Jeffrey Scott Shapiro and T. Michael Andrews explain why the United States should declare war on Mexican drug cartels in a piece in the Washington Times.
“The United States of America is under
attack.”
That was the lede of a Washington Times
column these authors wrote nearly a decade ago making the case the U.S. needed
to use military force against Mexican drug cartels for “exploiting the
immigration crisis by recruiting gangs, transporting terrorists, distributing
drugs and facilitating sex-trafficking while diversifying their businesses into
oil theft, piracy and illegal mining and laundering their stolen money through
commercial banks.” As such, we argued that the cartels had become a clear and
present danger to the United States.
That was almost nine years ago.
Even back then, we asserted that the
inevitable result of “this highly orchestrated, vicious criminal enterprise”

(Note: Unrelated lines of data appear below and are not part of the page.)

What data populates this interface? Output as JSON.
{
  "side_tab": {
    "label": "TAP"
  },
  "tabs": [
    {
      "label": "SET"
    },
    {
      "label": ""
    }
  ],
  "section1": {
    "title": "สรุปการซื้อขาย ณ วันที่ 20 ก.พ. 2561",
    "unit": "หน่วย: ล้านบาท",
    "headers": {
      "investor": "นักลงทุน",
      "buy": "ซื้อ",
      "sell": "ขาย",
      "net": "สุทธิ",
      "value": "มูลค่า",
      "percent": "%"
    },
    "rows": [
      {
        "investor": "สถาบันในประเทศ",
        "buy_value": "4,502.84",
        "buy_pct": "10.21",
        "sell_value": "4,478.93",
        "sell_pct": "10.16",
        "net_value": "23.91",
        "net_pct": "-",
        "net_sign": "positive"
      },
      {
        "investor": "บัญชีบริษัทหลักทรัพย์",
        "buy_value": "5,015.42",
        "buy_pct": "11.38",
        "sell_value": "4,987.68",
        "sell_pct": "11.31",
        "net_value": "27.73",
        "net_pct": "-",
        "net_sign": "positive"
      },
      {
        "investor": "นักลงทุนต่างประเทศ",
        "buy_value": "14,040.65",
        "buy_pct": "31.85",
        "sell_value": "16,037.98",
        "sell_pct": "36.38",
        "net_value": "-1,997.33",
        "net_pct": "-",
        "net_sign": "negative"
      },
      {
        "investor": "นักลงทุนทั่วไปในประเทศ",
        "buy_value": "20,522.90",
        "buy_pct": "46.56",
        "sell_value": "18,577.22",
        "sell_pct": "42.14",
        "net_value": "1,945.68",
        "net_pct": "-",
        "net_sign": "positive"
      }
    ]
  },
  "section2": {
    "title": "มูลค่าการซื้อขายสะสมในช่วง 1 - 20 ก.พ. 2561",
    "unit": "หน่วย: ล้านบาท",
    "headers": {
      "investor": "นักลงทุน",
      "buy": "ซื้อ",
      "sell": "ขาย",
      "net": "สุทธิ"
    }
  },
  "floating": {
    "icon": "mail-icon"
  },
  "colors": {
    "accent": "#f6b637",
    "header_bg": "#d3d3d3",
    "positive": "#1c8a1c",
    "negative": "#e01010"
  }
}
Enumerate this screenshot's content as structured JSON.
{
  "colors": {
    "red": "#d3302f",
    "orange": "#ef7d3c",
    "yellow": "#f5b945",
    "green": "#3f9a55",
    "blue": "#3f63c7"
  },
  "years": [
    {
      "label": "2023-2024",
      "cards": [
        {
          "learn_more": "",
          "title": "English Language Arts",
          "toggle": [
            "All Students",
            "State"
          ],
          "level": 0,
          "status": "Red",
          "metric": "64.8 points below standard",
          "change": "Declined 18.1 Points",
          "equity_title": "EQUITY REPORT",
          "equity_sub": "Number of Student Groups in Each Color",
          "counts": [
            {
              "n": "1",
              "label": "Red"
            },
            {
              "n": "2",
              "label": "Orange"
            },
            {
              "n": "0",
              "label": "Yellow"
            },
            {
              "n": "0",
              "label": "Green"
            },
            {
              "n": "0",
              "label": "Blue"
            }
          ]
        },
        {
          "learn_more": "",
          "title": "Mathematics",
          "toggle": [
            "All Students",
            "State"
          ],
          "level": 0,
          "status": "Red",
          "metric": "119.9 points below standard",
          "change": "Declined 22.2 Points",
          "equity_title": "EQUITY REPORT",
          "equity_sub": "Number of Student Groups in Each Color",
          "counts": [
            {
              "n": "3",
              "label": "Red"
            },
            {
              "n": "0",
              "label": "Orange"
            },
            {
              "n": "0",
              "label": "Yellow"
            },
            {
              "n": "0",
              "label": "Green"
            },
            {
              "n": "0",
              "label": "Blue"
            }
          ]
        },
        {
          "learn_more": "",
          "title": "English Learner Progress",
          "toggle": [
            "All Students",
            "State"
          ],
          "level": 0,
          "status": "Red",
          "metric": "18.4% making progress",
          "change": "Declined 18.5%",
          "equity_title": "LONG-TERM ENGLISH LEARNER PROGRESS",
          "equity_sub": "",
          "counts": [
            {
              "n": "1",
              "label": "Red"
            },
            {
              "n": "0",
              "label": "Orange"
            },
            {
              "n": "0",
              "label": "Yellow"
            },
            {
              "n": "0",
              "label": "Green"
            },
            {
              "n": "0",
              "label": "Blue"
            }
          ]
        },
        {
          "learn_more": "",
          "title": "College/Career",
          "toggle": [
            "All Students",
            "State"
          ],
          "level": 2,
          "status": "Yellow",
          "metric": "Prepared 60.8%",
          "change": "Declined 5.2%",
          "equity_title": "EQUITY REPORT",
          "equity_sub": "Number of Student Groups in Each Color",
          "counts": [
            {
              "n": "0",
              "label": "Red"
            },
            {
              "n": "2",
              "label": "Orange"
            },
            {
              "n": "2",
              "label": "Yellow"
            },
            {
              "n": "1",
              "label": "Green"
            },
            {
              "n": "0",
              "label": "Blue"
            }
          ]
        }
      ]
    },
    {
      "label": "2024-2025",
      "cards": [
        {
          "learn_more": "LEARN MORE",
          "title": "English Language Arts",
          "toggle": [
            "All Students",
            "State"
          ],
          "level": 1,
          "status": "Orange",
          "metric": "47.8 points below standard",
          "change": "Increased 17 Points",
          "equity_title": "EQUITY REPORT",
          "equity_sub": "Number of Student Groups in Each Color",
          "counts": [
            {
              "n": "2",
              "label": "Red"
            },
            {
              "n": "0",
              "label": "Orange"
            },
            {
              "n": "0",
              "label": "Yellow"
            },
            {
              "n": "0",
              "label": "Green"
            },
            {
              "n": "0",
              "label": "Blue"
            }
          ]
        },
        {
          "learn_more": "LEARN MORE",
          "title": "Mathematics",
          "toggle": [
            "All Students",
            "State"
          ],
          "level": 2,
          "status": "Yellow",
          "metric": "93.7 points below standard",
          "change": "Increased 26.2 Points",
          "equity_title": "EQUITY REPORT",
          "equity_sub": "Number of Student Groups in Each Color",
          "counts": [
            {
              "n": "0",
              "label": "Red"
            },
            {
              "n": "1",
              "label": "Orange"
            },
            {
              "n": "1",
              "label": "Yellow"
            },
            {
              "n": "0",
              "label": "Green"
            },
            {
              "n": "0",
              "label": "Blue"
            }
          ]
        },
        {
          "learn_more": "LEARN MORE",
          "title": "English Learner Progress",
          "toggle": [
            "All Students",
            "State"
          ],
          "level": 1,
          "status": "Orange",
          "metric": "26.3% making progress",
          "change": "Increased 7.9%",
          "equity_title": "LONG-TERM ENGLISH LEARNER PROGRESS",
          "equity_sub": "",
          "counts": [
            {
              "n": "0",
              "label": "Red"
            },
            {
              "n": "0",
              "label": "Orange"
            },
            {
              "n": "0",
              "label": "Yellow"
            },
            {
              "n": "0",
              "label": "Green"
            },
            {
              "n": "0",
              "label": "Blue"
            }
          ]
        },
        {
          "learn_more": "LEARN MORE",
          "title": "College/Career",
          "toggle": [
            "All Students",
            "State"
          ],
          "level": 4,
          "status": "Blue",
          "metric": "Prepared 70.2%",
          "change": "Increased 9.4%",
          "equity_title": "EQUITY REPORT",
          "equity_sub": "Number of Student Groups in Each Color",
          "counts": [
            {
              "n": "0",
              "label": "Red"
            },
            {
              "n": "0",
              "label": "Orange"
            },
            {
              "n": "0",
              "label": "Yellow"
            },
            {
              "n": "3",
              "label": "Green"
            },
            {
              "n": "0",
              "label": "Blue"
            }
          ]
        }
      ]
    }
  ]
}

was “the collapse of law, order and safety.” We reported that the FBI had
reported the cartels were operating in more than 1,000 cities across the United
States and that the Department of Homeland Security had assessed that Mexican
trafficking organizations were earning between $19 billion and $29 billion a
year from selling marijuana, cocaine, heroin and methamphetamine.
Since then, the cartels have all but
dissolved the southwestern U.S. border by orchestrating mass migration border
crossings and amped up the drug war by trafficking of fentanyl — a synthetic
opioid up to 100 times as powerful as morphine, causing more deaths of Americans
ages 18 and 45 than COVID-19, and now the leading cause of death in that age
group. According to the Centers for Disease Control and Prevention, more than
106,000 fatal overdoses occurred in the U.S. in 2021, more than 70% of which
involved opioids, including fentanyl. Nine years after our call for action, Republican Reps. Mike Waltz and Dan Crenshaw have introduced a congressional resolution that, if passed, will empower the president for five years "to use military force against cartels based on their fentanyl trafficking (and) their use of force... to gain control of territory to use for their criminal enterprise.